The Quebec government is on a disheartening roll.
A series of legislative proposals introduced this year by the unpopular provincial government have dismayed First Nations, human rights advocates, labour organizations, legal actors and public figures over the dilution of long-standing rights, many of whom intend to mount legal challenges.
In fact, it has already begun.
The Montreal family law firm Goldwater Droit has filed a constitutional challenge against Quebec’s Act establishing the Unified Family Tribunal within the Court of Quebec, a law assented in mid-April that has been unanimously castigated by family law experts as being poorly conceived and imbued with shortcomings.
The law, the latest effort to revamp family law in the province, seeks to establish a unified family court in a bid to to curb delays, simplify proceedings, and handle the majority of family legal proceedings. But that’s not going to happen, maintain family law pundits.
“This reform solves nothing. It sacrifices access to quality justice in the name of illusory efficiency, while imposing an additional burden on litigants and on the justice system, which is already stretched to its limits,” said Anne-France Goldwater, senior partner of Goldwater Droit. Far from simplifying the legal process for families, as. the Quebec government contends, it will “in reality, impose a two-tier justice on Quebec families,” added Goldwater.
That is a standpoint shared by other family lawyers. “It’s a bill where not all the strings are attached — that’s the least that can be said about it,” remarked Michel Tétrault, author of several books on Quebec’s family law regime. Marie Annik Walsh, a Montreal family lawyer with Dunton Rainville and former president of the Quebec Association of Family Lawyers, also is disappointed by the legislative proposal, asserting that the Quebec government “did not think through all of the ramifications.” Law professor Valérie Costanzo, a big proponent of unified family law courts, is left wanting as the “unified family court at the moment is in name only.”
Another legislative proposal, An Act mainly to modernize the forest regime, has drawn the ire of First Nations who have taken to the streets and mounted blockades. Bill 97, introduced in April and now before the Quebec National Assembly, would divide the province’s public forest land into three zones: conservation zones, multi-purpose zones and forest development zones where the forestry industry is prioritized. Besides First Nations, Bill 97 has been severely criticized by environmentalists, scientists, workers’ unions and elected representatives that rely on forest exploitation.

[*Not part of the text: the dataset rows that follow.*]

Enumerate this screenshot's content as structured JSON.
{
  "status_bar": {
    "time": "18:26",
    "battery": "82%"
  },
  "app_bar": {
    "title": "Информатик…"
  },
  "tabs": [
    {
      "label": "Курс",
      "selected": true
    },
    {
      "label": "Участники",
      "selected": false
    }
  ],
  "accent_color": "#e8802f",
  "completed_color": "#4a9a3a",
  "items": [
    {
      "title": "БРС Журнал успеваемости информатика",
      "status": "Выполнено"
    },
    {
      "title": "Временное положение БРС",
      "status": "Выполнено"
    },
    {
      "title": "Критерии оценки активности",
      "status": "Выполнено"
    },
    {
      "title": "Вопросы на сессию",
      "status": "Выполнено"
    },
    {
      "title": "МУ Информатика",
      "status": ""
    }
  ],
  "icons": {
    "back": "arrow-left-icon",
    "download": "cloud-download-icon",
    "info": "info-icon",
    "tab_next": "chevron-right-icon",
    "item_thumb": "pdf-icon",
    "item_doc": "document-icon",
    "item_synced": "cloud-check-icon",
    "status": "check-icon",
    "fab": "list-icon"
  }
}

But the Quebec Minister of Natural Resources asserts that the legislative proposal is an effort to protect the jobs of forestry workers who are threatened by the tariff war with the U.S.
But First Nations’ leaders don’t see it that way. They are urging the Quebec government to go back to the drawing board as the reform fails to respect First Nations’ ancestral rights.
“Rather than fully recognizing our ancestral rights on the territory, the bill simply grants us the possibility of pursuing activities for “domestic, ritual and social purposes”. It’s reductive, folkloristic, and doesn’t meet Quebec’s legal and constitutional obligations to First Nations,” denounced Lucien Wabanonik, Chief of the Lac-Simon community and member of the Assembly of First Nations Quebec-Labrador (AFNQL) Chiefs’ Committee on Forests.
Jérôme Bacon St-Onge, Vice-Chief of the Innu Council of Pessamit warned that “at some point, the diplomatic approach has its limits. We’re representatives of the First Nations. If there’s indignation, if there’s an uprising, if there’s mobilization, that’s going to affect everyone, and (the government) is responsible for that indignation.”
Labour in the meantime are promising to fight Bill 89, a law that was adopted at the end of May that gives the Quebec government sweeping new powers to curb and limit strikes or lockouts. An Act to give greater consideration to the needs of the population in the event of a strike or a lock-out also grants the labour minister the power to refer labour disputes to an arbitrator. Critics have lambasted the bill as a direct frontal attack on the constitutional protected right to collective bargaining. Expect a legal challenge.
“It seems clear to us that the restrictions on the right to strike in this legislation will not stand up in court,” asserted union leaders. “Both the Canadian and Quebec constitutions, as well as the Saskatchewan ruling, are unequivocal on this point. Union rights are human rights.”
Other legal challenges are likely in the offing. Bill 94, the Quebec government’s latest effort to bolster secularism rules by extending the province’s ban on the wearing of religious symbols to support staff, including volunteers, in schools, is a likely target, in spite of its use of the notwithstanding clause.
“Bill 94 is a logical continuation in some respects of this government’s program and part of a broader effort to lock down this extreme form of secularism,” told me Pearl Eliadis, a McGill law professor specializing in human rights. “This is an attempt to exploit a sort of nationalist trend in Quebec, and an attempt to further increase the essentially discriminatory provisions with regard to religious minorities, especially Muslim women.”
According to Julius Grey, a Montreal human rights lawyer, “this government has been passing very right-wing legislation, and it’s lucky that it’s got (U.S. President Donald) Trump worrying people because people are not looking for internal battles so much because they think we have to be ready for the confrontation with Trump.”